I am a co-designer and researcher. I began my research journey in India and Nepal by looking at culturally diverse conceptualisations of mental distress and asking myself if design could be used to unleash the potential of this diversity to support wellbeing and recovery.
Previously, I worked for Futurefarmers in San Francisco, creating participatory spaces and experiences that help destabilise logics of ‘certainty’.
Together with colleague Pras Gunasekera, I facilitated the Makeright project run by the Design Against Crime Research centre, co-designing anti-theft bags with inmates, and working as a research assistant. In addition, I initiated a project aimed at identifying problems and improving everyday life inside, through design research and co-design with inmates.
I am currently finishing a PhD at The Open University which explores design as healing, studying the experiences of people with mental health problems who participated in co-design.
Finally, I am co-founder and director of Bidean, a non for profit that co-designs within and for mental health.
First and foremost, it gave me the recognition of my graduation project. It also gave me confidence when I most needed it. Although I had an embedded understanding of what I was doing, I was – and still am – quite intuitive, so I was not always great at articulating my work process, which often creates all kinds of uncertainties and doubts.

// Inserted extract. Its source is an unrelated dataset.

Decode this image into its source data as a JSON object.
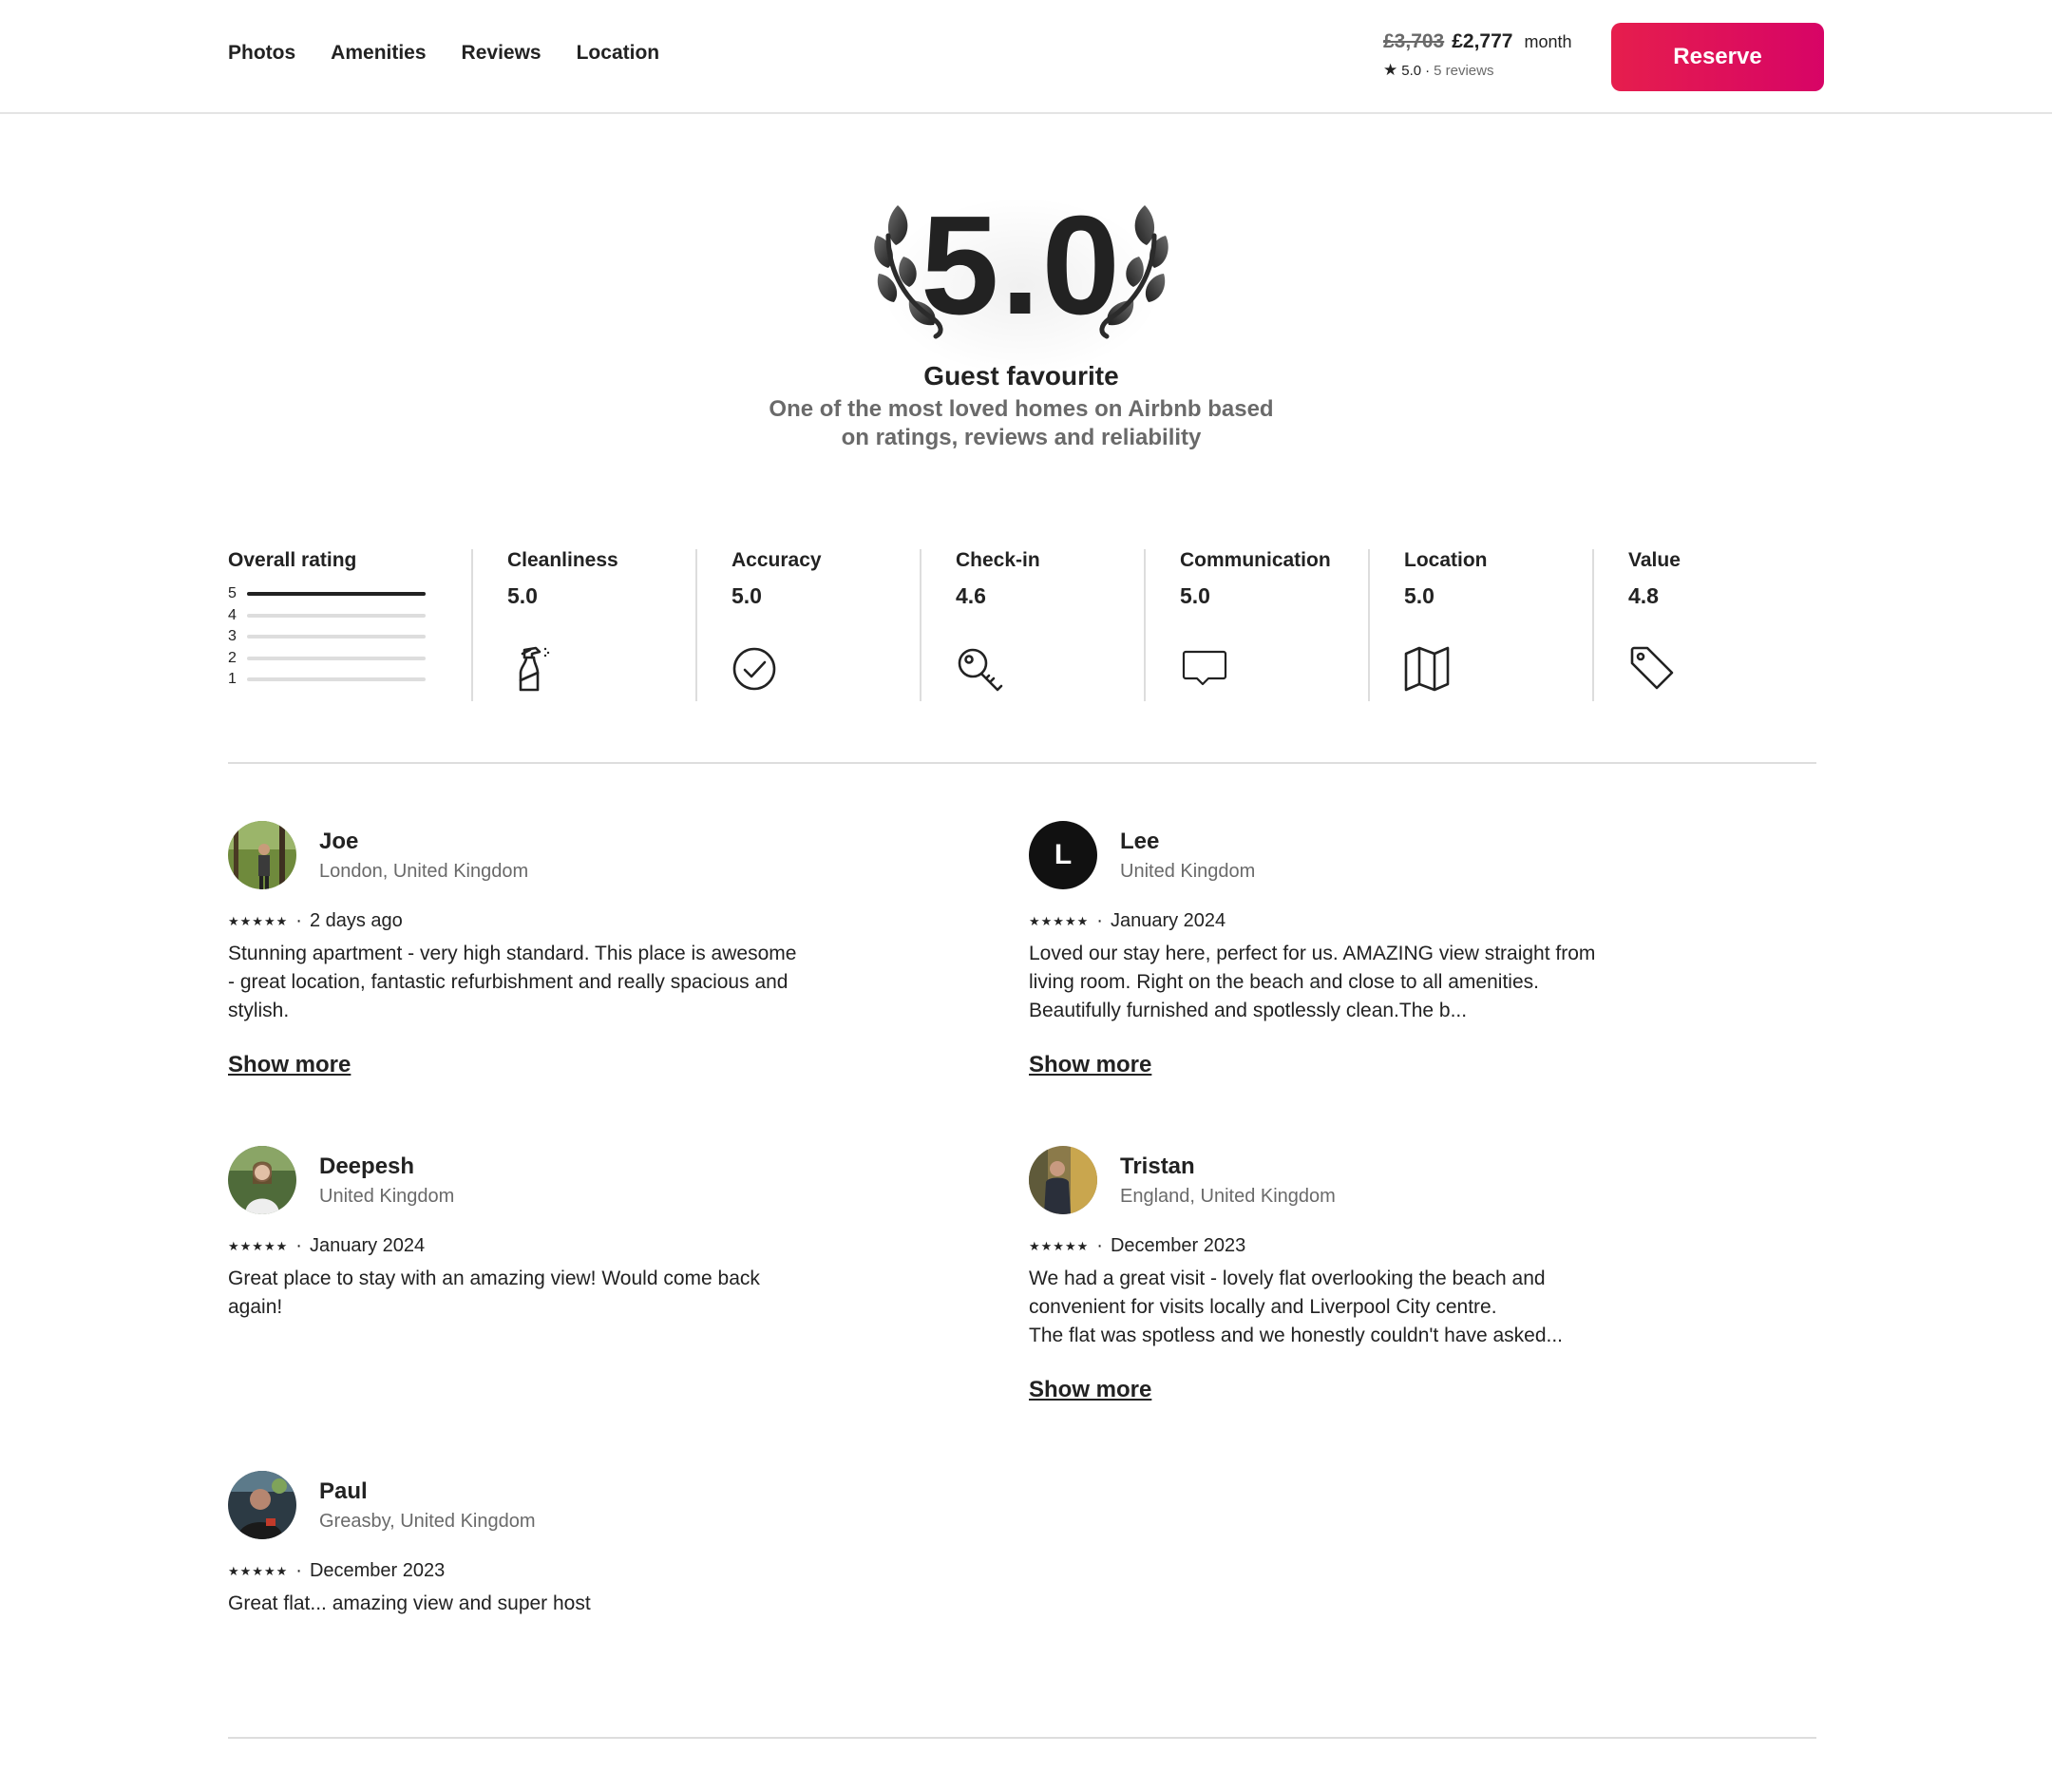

Also the monetary prize given presented me with a great opportunity. I could afford to go to India, and follow my curiosity to delve into the understanding and treatment of unusual experiences in other parts of the world. Among rituals, cathartic experiences, spiritual pilgrimages, and hospitals, I begin to explore the various ways in which we can get ill, as well as recover, and draft how design could contribute, dreaming about the foundations of Bidean social enterprise. In addition, I acquired some volunteer experience in a shelter for women with mental health problems in Nepal.
Reference: ILLARREGI030
Title: What's Life About
Date: 2020
Author: Erika Renedo Illarregi
Details: Object based prompt designed for use with participants in various mental health charities.
Media: Fabric
Credit: bidean.co.uk/whats-life-about
Description: Have you ever found yourself waiting in front of the oven and thinking, what is it all about? We give meaning to objects constantly, even those we use every day. Moving these things around in visual maps help us reflect on our lives in a playful manner, and what better moment to do so than while waiting for those baked potatoes to be ready!
Reference: ILLARREGI022
Title: I'm Not Dying
Date: 2016
Author: Erika Renedo Illarregi
Media: Jewellery item
Details: Co-designed with clients of Depression Alliance, V&A
Credit: bidean.co.uk/im-not-dying
Description: Have you ever had a panic attack? This ring is meant to remind the wearer of what is happening and help her or him get over the attack. It uses a cognitive technique, first you must look through the little hole to identify three things visually. Then you must continue by identifying three sounds, followed by three tactile sensations, and all over again, focusing on one single thing after the other. It works, and of course, you will look fantastic, panic attacks and all.
Reference: ILLARREGI002
Title: Balance Us Out
Date: 2020
Author: Erika Renedo Illarregi
Details: Designed as part of MA Industrial Design project, tested by members of INUF Mental Health.
Media: Ceramics
Credit: bidean.co.uk/balance-us-out
Description: Often, a cup of tea does something for our wellbeing. Rituals all around the world reflect a long history of caring and comfort through tea sharing. The object was part of a wider collection to steer discussion and empathy around mental health issues. Bear in mind IT MAY BURN. It is, after all, a slightly dysfunctional teapot, but aren’t we all?
Reference: ILLARREGI023
Title: Electrostatic
Date: 2017
Author: Erika Renedo Illarregi
Details: Co-designed by Myles in a project partnering V&A and Kensington and Chelsea Mind
Media: Aura Fluffer
Credit: bidean.co.uk/aura-fluffer
Description: Have you ever felt a negative energy, not the kind you can think, but a visceral kinda one which you can’t quite locate? Did you ever find yourself trying to manage this by doing things repetitively, shouting or walking fast around? We know how you feel, and this aura fluffer has been created to help you out. Next time you feel this way... give yourself a good lush and see how it goes!
Reference: ILLARREGI016
Title: La Grande Belezza [The Great Beauty]
Date: 2013
Author: Paolo Sorrentino
Details: La Grande Belezza's main character has seduced his way through the lavish nightlife of Rome for decades, but after his 65th birthday and a shock from the past, looks past the nightclubs and parties to find a timeless landscape of absurd, exquisite beauty.
Media: Quote [spoken]
Credit: imdb.com/the-great-beauty
Description: "lei sa perche io mangio solo li radici? Perche le radici sono importanti"[“you know why I eat only roots? Because roots are important”] This quote is from a character, a nun, featured in Sorrentino’s movie ‘La Grande Belezza’.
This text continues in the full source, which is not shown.